The British media has been covering the creation of 77th Brigade, or ‘Chindits’ in the UK Army which they’ve wrongly described as PsyOps ‘Twitter troops’. The renaming is new but the plan for a significant restructuring and expansion of the UK military’s influence operations is not.
The change in focus has been prompted by a growing realisation that the success of security strategy depends as much on influencing populations at home and abroad as it does through military force.
The creation of a new military structure, designed to tackle exactly this problem, was actually reported last year in British Army 2014 – a glossy annual policy publication. The latest announcement of the 77th Brigade is really just a media-friendly re-branding of the existing plan.
You can read the document online (warning it’s a 50Mb plus pdf) but here’s a crucial section from page 121 onwards:
Our potential adversaries and partners are increasingly blurring the lines between regular and irregular and between military, political, economic and information activities. At least three nations who operate large conventional ‘traditional’ armies have now also adopted the Chinese concept of Unrestricted Warfare.
Author Steve Metz describes this as involving “diverse, simultaneous attacks on an adversary’s social, economic and political systems. It ignores and transcends the ‘boundaries the boundaries between what is a weapon and what is not, between soldier and non-combatant, between state and non-state or suprastate.” If we wish to succeed in such as environment we need to compete on an equal footing.

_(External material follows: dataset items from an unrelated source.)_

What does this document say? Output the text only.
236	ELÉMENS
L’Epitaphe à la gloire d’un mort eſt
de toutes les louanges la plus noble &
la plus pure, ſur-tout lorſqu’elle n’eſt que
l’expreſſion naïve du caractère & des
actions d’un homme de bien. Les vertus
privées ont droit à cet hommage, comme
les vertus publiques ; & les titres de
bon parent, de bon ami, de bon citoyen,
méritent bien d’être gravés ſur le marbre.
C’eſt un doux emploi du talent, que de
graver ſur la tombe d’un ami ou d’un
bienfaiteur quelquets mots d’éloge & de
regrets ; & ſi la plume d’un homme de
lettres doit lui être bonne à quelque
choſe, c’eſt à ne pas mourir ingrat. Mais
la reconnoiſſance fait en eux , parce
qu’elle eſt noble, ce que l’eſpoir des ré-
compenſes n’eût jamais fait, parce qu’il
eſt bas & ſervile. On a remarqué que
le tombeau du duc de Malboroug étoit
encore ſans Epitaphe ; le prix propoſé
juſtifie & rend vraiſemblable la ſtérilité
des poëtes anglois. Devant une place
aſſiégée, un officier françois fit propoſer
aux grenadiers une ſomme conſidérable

To do this, we must change not only our physical capabilities but our conceptual approach, our planning and our execution. This is not to say that the virtual and cognitive domains now produce a ‘silver bullet’ that will mean the end of combat, but that “superiority in the physical environment was of little value unless it could be translated into an advantage in the information environment”…
In order to shift the Army’s thinking in the approach to this new manoeuvre, the Security Assistance Group (SAG) will form in September 2014. It will form through the amalgamation of the current 15 Psychological Operations Group, the Military Stabilisation Support Group, the Media Operations Group and the Security Capacity Team.
However, these structures are merely the start point for a fully integrated capability that will harness a wide range of powers to achieve the desired effects – from cyber through to engagement, commercial, financial, stabilisation and deception. At the heart of the new structure must be a culture and attitude that is both Defence and civilian orientated.
And that is really what the ‘newly announced’ 77th Brigade is all about.
To see how seriously the British Army are taking this, the 77th is reportedly going to be made up of up to 2,000 full-time and reserve troops. Think Defence report that the combined strength of all the existing relevant groups that will be incorporated is just 300 people.
The idea is to make Information Operations a much more central part of military doctrine. This includes electronic warfare and computer hacking, physical force targeted on information resources (like taking out infrastructure), psychological operations – traditionally focused on changing belief and behaviour in the theatre of war, media operations – essentially corporate PR, and a wider use of media to influence external populations and potential adversaries.
The Daily Express reports that “the brigade will bring together specialists in media, signalling and psychological operations, with some Special Forces soldiers and possibly computer hackers” which seems likely to reflect exactly what the Army are aiming for in their new plan.
From this point of view, you can see why governments are so keen to hold on to their Snowden-era digital monitoring and intervention capabilities.
They typically justify their existence in terms of ‘breaking terrorist networks’ but they are equally as useful for their role in wider information operations – targeting groups rather than individuals – now considered key to national security.
The formation of the 77th Brigade is a mostly reflection of a wider refiguring of global conflict that puts cognition and behaviour at the centre of political objectives.
It is simultaneously more and less democratic that ‘hard power’. It makes the battle of ideas, rather than the use of force, central to determining political outcome but attempts to shape the information environment so some ideas become more equal than others.
Maybe ethical behaviour would be more effective in “winning people’s hearts and minds” than propaganda campaigns, in the long run.